The issue of regional variation and the high rates of avoidable hospitalisation for ACSCs despite high accessibility to and adequate resourcing for primary care might be an indication that continuity of care plays a crucial role. Continuity of care should focus on a team-based approach to reduce fragmentation of care and improve patient safety and quality of care (48). Focussing of chronic care management might provide useful guidance to improve continuity of care. Chronic care management in Switzerland is still predominately provided by primary care physicians. With Switzerland’s primary care physician workforce aging this may eventually lead to a shortage of general practitioners and disrupt chronic care management (16). Chronic care management for specific populations might therefore require novel roles in care delivery for the chronically ill (49). Interventions to reduce hospitalisations for ACSC include specialized home care, promotion of self-management and the integration of primary and secondary care (50). Complementary to established primary care models nurse-led models can be part of such interventions. Advanced practice nurses already play crucial roles in specialized and primary care delivery, improving outcomes in chronic care management, e.g., reduced hospitalisations or improved blood pressure management, as compared to established models of care (51, 52). Advanced practice roles such as nurse practitioners can perform many tasks of chronic care management such as promoting self-management and care coordination. However, such roles are currently underdeveloped in Switzerland and limited to a small number of collaborative efforts (53, 54). Hence, nurses can only provide limited resources in Switzerland. Collaboration with different primary care providers such as physiotherapists, dietitians, occupational therapists is crucial to address self-management and ultimately reduce hospitalisations for ACSC. Swiss health policy makers could address these challenges by promoting these approaches to bridge the gap in chronic care management and to improve continuity of care.

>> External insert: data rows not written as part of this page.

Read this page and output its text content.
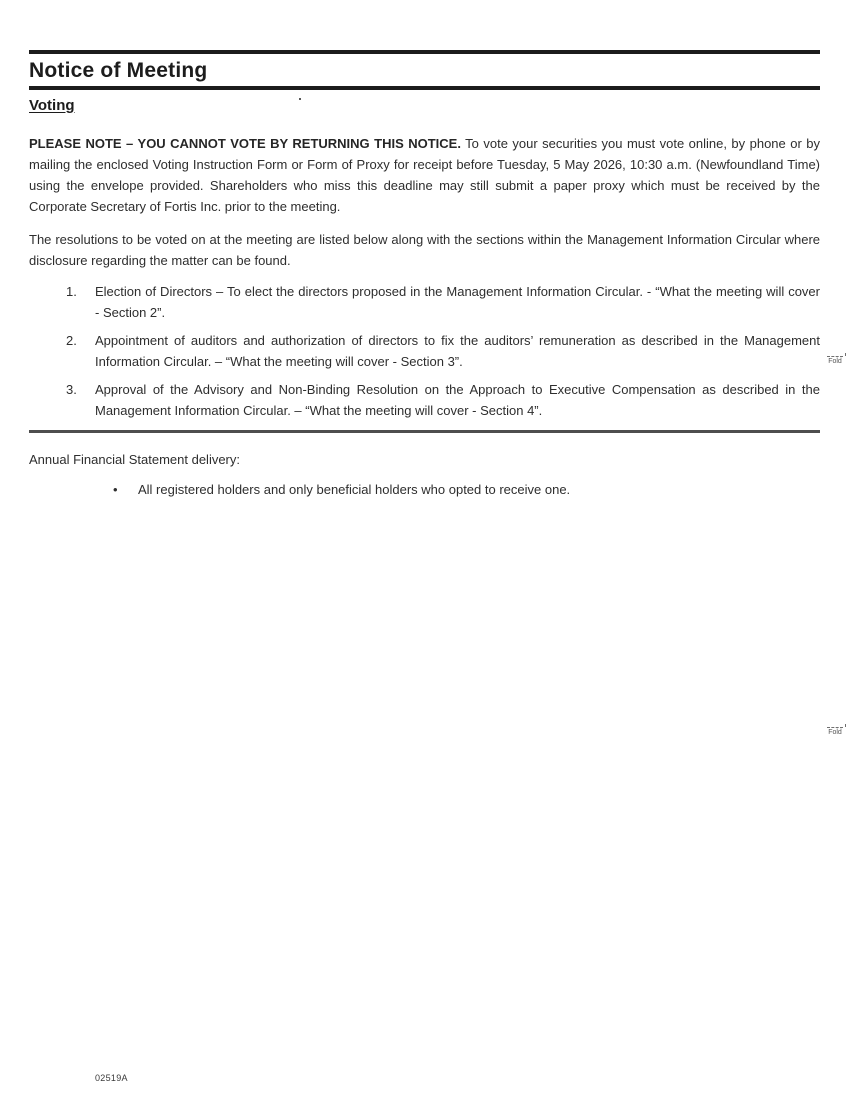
Notice of Meeting
Voting

PLEASE NOTE – YOU CANNOT VOTE BY RETURNING THIS NOTICE. To vote your securities you must vote online, by phone or by mailing the enclosed Voting Instruction Form or Form of Proxy for receipt before Tuesday, 5 May 2026, 10:30 a.m. (Newfoundland Time) using the envelope provided. Shareholders who miss this deadline may still submit a paper proxy which must be received by the Corporate Secretary of Fortis Inc. prior to the meeting.

The resolutions to be voted on at the meeting are listed below along with the sections within the Management Information Circular where disclosure regarding the matter can be found.

1. Election of Directors – To elect the directors proposed in the Management Information Circular. - “What the meeting will cover - Section 2”.
2. Appointment of auditors and authorization of directors to fix the auditors’ remuneration as described in the Management Information Circular. – “What the meeting will cover - Section 3”.
3. Approval of the Advisory and Non-Binding Resolution on the Approach to Executive Compensation as described in the Management Information Circular. – “What the meeting will cover - Section 4”.

Annual Financial Statement delivery:

• All registered holders and only beneficial holders who opted to receive one.
Fold
Fold
02519A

The geographical representation and small area approach differentiated by diagnosis and care structure highlight the various Swiss regions’ relative success at minimizing avoidable hospitalisations. There is a need to understand the specific context and its impact on continuity of care. Health policy makers should address these regional variations with a distinct focus on strengthening continuity of care for the chronically ill.